The DESI spectroscopic pipeline is a collection of software designed to efficiently take DESI raw data and produce redshift estimates. This software consists of low-level functions that perform individual processing tasks as well as higher-level tools to collectively run whole steps of the pipeline.

Hardware Constraints

To the extent possible, the DESI instrument has been designed to make analysis straightforward. The spectrographs are isolated from the telescope to improve stability, fiber traces are arranged in bundles which should be independent of each other on the CCD, etc. Because of this, we are able to break up the most expensive analysis steps into small independent pieces, and run those small pieces in parallel.

Computing Infrastructure

The workflow of the spectroscopic pipeline reduces to a set of many tasks that depend on each other. Tasks of different types often have different computational needs and run using a varying number of processes. Although this type of workflow could be run on commercial cloud computing platforms (at significant cost), the primary systems available to the DESI project for analysis are the HPC systems at NERSC. These machines are traditional supercomputers with a high speed interconnect between the nodes. The nodes are lightweight and have no local disk. Instead, all nodes share a common Lustre filesystem. SLURM is used for job scheduling, and the machine is used by a variety of workflows and apps across many projects and science domains.

Software Constraints

Given our instrument hardware and computing infrastructure, the spectroscopic pipeline must:

  1. Be able to process DESI data at high concurrency on machines at NERSC. HPC software has further requirements / guidelines:

    • Large jobs must not log excessively to stdout/stderr.
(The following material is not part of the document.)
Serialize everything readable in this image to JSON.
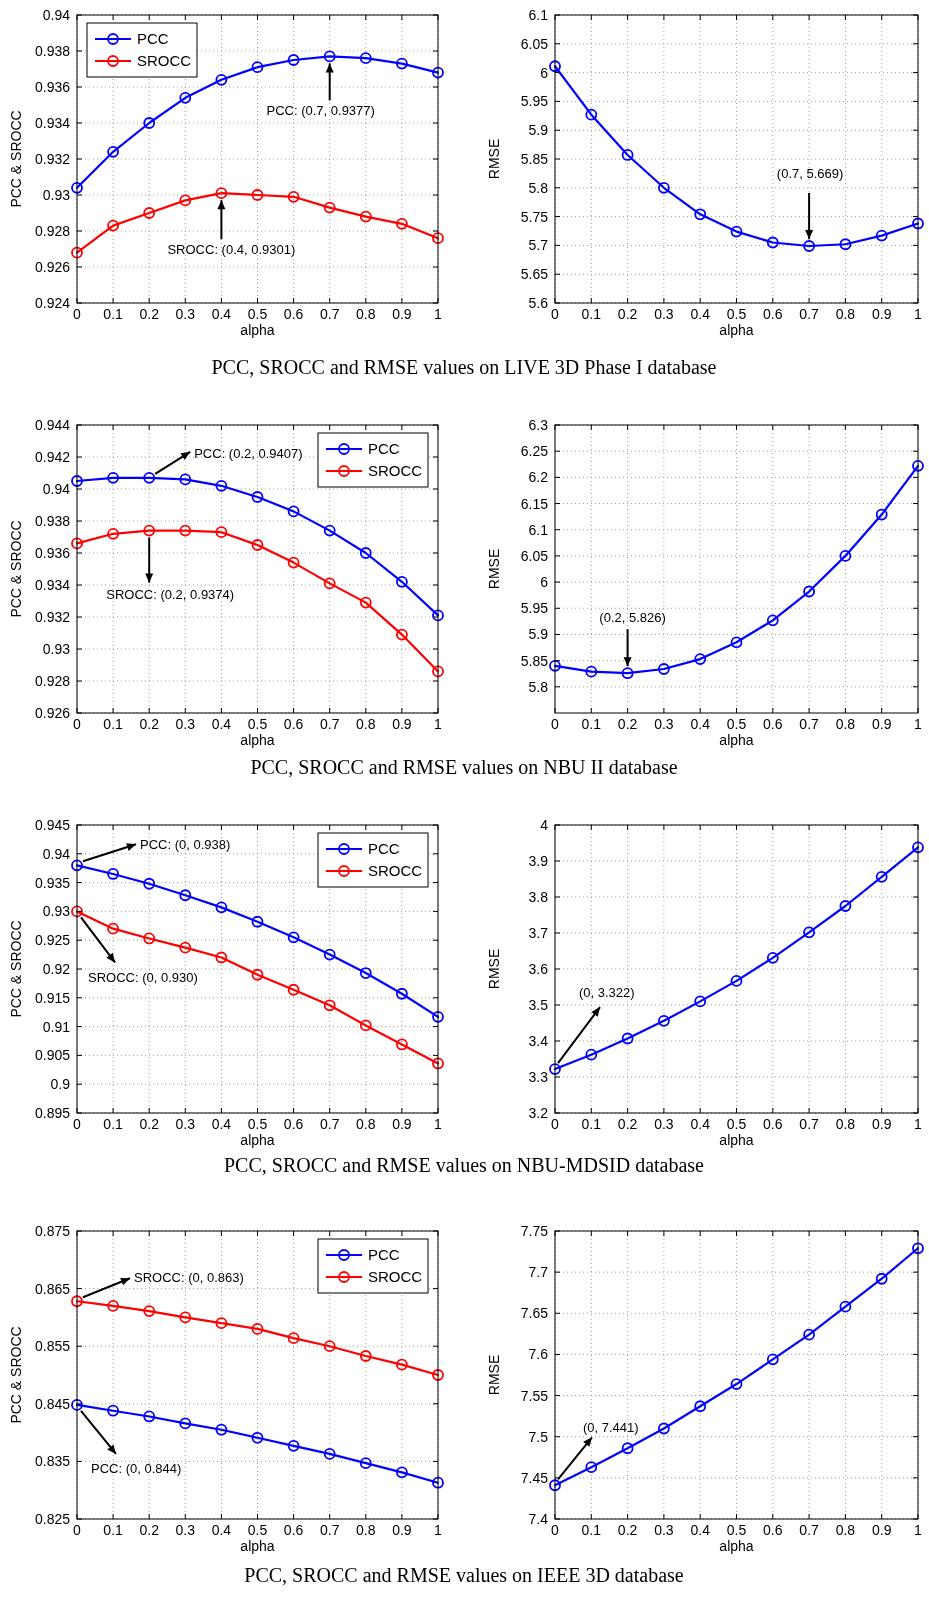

    • Many processes should not read/write to the same files.

    • Python startup time (due to filesystem contention loading shared libraries and modules) must be overcome by some method.
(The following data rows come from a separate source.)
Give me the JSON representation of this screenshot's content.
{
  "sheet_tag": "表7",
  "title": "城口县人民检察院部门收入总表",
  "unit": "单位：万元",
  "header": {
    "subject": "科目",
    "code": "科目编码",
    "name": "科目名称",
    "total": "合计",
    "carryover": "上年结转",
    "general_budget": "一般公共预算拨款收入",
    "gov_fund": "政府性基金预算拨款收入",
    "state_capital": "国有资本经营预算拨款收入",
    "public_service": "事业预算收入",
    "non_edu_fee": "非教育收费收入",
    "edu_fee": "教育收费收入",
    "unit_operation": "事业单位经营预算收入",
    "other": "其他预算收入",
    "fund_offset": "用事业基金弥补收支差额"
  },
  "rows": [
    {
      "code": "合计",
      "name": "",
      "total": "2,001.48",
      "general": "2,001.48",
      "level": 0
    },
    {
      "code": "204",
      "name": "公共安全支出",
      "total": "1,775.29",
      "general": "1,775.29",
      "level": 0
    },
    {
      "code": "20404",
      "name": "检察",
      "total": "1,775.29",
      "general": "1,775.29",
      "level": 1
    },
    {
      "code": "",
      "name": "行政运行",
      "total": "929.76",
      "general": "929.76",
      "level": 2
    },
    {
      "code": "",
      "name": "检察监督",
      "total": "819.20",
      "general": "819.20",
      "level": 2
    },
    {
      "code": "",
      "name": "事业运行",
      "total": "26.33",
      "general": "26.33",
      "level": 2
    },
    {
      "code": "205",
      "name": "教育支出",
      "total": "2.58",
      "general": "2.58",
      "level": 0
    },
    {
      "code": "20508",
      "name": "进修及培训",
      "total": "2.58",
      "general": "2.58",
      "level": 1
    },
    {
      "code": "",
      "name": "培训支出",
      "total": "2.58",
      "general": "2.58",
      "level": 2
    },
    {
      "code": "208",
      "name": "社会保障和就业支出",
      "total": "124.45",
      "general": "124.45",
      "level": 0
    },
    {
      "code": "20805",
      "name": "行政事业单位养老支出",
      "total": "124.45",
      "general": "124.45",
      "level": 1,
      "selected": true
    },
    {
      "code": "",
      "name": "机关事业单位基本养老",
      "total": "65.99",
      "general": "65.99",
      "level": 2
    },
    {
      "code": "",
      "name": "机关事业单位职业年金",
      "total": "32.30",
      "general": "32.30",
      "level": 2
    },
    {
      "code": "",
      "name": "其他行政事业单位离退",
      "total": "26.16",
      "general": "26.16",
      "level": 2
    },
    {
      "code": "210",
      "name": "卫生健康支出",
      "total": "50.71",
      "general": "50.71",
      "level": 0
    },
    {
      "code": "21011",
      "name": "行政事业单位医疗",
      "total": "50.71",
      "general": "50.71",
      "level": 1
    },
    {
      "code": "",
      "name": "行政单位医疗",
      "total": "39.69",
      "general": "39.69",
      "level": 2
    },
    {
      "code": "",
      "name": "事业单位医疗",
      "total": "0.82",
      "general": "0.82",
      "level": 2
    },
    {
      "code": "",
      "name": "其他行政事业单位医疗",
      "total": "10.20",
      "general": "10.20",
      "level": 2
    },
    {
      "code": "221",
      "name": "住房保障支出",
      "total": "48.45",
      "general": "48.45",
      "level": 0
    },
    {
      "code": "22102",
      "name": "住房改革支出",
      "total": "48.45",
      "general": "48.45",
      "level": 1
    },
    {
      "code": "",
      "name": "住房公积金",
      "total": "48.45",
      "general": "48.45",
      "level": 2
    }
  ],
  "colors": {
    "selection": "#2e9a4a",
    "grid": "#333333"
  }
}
  2. Be robust against failures of individual small tasks. A failure of one task should only cause failures of future tasks that depend on those specific outputs. This fault tolerance is handled automatically with something like Spark. On an HPC system we need to track such failures.

  3. If an individual step/task fails, it must be possible to determine how that step was run and retry it for debugging.

  4. It should be possible to determine the current status of a pipeline and which things have failed.

  5. (Eventually) the pipeline should interface with a database for tracking the state of individual tasks, rather than querying the filesystem.